Unexpectedly dovish stance suggests that the European Central bank is diverging from its all major peers, as the US Federal Reserve and The Bank of England already started to tighten their policies after nearly three years, with the US central bank leading on expectations for eight or more hikes in next two years, while the most recent action in increasing the cost of borrowing, was seen from the central banks of New Zealand, Canada and South Korea.

The policymakers were split, as hawks, including governors of Germany, Austria, Netherlands and Belgium, made the case for rate hikes, arguing that inflation could rise further, with households and the economies overall being already strongly hit by rising energy prices, draining household savings and growing uncertainty.

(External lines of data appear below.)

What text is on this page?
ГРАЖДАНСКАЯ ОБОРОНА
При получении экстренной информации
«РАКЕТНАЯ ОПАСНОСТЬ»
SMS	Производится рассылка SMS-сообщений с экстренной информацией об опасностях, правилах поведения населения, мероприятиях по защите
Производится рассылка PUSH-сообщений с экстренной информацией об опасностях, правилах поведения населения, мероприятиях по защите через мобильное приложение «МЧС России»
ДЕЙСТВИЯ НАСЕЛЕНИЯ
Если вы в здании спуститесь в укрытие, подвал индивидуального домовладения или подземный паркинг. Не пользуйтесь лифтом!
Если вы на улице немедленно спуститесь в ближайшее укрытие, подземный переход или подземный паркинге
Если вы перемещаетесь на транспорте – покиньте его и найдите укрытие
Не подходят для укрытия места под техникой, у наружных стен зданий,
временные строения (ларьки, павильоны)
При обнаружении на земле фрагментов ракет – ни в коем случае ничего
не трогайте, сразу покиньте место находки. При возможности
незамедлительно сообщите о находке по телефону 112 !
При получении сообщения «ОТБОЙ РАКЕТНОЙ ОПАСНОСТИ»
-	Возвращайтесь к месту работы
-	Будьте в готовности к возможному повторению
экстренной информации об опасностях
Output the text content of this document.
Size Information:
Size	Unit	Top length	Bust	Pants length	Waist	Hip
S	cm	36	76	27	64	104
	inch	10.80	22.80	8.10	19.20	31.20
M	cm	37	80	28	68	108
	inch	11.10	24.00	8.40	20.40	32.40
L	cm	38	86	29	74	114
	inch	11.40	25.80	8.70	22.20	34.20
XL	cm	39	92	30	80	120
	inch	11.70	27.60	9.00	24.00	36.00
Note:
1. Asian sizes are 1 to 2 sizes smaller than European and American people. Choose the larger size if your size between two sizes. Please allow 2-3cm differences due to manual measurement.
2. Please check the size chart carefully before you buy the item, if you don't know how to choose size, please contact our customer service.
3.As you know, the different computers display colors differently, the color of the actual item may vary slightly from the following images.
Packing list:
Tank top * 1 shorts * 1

On the other side, doves supported their decision by the notion that the most of inflation is a result of external supply shock, therefore the price pressures will fade over time.

Lagarde supported the central bank’s decision to stay on hold, by the situation in Ukraine, as all 19 economies of the Eurozone are heavily exposed to the conflict that further damages the confidence and adds to persisting supply disruptions which started during coronavirus pandemic.

The bloc’s members are also strongly concerned about the reverse impact of sanctions imposed to Russia, as the newest plan to add Russian oil and natural gas to the list of banned items imported from Russia, as the bloc is so far lacking unity on this matter, with strong dissonant tones coming from Germany, the EU’s largest economy, Hungary and Slovakia.

If all members agree on imposing sanctions on energy from Russia that would further undermine already fragile bloc’s economy, weakened by pandemic and sent most of countries of the union into recession, scenario that all want to avoid.

Lagarde stressed that EU economy’s development will be strongly dependent on how the conflict evolves that results in the central bank’s prolonged ‘sit and wait’ policy which continues to damage the confidence and darkens the outlook, as economists already lowered bets for rate hike by the end of the year.

The ECB currently faces two opposing economic forces as recent surge in inflation, which rose to a record high at 7.5%, collides with central bank’s purchases of nearly 5 trillion euros of public and private debts in past few years, aiming to revive inflation which was stubbornly low since 2015 until recently.